Further notes on storage: 

- this aspect of the system must be extensible so that other statistical information can be tracked if and when necessary.
- provisions should be taken for extraneous (bot, spam, etc.) traffic. 
- incidentally, COUNTER stats could probably eventually be culled from this pool, as could article view counts as seen in various parts of the site. 

2. Information Analysis/Metrics

Ideally, the Journal Manager should be able to sort and represent information by type against type; that is sort by date/time; or by article; or by IP address; etc. 

This information should be available in monthly and yearly time blocks: my and Andrea's survey findings indicate that Journal Managers are primarily interested in monthly stats, and almost entirely uninterested in daily. Those interested in a daily level of reporting can always use AWStats, Google Analytics, etc. 

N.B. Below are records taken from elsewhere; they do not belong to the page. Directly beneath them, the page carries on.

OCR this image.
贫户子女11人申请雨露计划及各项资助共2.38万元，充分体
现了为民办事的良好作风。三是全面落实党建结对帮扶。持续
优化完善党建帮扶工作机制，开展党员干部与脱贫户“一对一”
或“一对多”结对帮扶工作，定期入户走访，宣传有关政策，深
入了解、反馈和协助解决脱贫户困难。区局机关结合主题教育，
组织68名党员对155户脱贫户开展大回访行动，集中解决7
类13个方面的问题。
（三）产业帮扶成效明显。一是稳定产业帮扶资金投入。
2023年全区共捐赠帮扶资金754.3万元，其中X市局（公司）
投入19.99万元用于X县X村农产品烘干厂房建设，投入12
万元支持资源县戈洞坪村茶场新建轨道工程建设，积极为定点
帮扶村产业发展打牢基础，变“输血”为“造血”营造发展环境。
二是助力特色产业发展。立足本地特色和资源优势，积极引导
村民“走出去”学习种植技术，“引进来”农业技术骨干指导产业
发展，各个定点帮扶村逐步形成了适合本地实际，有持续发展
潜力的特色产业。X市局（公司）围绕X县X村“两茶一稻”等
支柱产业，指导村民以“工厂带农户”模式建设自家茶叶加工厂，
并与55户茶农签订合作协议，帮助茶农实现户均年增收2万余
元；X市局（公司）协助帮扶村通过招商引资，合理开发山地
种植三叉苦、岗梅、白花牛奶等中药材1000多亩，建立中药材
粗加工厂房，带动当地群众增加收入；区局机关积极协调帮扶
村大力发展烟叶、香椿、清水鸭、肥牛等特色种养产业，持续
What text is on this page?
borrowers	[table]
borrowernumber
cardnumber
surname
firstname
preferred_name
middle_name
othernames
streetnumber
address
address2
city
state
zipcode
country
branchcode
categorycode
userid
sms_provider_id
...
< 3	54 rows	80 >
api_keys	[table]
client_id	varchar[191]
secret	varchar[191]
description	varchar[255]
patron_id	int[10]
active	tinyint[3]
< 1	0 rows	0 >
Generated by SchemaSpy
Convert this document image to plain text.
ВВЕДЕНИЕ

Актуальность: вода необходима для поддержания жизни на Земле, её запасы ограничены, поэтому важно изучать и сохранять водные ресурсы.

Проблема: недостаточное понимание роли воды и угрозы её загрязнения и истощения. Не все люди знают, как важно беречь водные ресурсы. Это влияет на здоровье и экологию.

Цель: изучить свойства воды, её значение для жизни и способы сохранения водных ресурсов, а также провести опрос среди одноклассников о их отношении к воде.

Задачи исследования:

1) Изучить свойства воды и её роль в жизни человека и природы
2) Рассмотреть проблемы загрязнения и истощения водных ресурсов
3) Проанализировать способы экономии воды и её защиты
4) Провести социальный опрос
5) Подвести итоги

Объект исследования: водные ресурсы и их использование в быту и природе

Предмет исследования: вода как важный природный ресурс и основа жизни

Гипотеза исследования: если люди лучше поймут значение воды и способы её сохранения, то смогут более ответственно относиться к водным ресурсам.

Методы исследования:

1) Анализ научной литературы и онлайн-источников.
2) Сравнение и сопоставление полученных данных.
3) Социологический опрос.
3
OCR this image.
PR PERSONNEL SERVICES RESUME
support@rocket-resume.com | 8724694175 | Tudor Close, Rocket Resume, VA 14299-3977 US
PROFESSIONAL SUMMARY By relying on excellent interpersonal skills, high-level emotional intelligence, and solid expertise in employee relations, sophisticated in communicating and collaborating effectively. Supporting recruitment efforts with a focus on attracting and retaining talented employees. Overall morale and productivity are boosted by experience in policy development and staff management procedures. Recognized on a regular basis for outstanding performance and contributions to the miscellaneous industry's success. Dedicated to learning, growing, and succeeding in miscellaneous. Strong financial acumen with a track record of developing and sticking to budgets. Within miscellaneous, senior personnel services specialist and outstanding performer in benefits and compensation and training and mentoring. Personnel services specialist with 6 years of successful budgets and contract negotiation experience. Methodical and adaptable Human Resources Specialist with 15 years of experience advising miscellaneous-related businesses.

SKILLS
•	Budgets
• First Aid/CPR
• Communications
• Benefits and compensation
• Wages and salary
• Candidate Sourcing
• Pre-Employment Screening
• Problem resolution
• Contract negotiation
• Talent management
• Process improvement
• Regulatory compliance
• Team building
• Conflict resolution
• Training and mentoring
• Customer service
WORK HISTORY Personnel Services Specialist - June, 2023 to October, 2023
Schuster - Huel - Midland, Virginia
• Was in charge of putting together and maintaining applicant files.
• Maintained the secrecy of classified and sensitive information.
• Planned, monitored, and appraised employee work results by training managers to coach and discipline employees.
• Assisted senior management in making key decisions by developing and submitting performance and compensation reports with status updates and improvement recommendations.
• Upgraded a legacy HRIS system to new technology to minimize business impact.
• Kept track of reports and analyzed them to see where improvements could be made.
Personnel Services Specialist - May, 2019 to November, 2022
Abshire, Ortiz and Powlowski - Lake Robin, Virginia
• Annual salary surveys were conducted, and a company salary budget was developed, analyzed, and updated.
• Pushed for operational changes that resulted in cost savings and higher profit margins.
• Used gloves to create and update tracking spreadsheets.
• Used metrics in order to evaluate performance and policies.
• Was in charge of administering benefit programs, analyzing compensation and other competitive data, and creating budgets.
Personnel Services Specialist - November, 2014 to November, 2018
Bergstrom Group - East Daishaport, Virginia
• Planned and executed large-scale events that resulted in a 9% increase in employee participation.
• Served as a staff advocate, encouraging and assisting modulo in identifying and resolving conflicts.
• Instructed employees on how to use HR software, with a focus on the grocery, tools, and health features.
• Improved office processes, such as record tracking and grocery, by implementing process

3. Information Representation

This information should be available in CSV format at the very least. In order of preference, other formats should include: 

- XML (integrated with SUSHI)

Again, reports should be available on a monthly and/or yearly basis. 

This is a big topic, and I myself will probably have more to add. Further comments welcome!

[1] Executive Summary of WG: https://secur.erudit.org/confluence/download/attachments/425999/statisticsExecutiveSummary-1.0.2.doc?version=1&modificationDate=1264207866000
Comment 1 ushasharma84 2010-11-19 02:20:48 PST
We also want to track the kind of users who are downloading our journals. we want to capture their biography and country.so it would be great if taht kind of reporting is possible.
Comment 2 Yan Han 2012-05-10 11:06:46 PDT
The University of Arizona also would like to have this features. 

Over the past few years, We have subscribed institutions/libraries/users requesting their usage statistics. The feature is important for subscribed institutions/libraries to evaluate use and ROI.
Comment 3 Alec Smecher 2013-05-29 16:19:10 PDT
Superseded by stats work for OJS 3.0.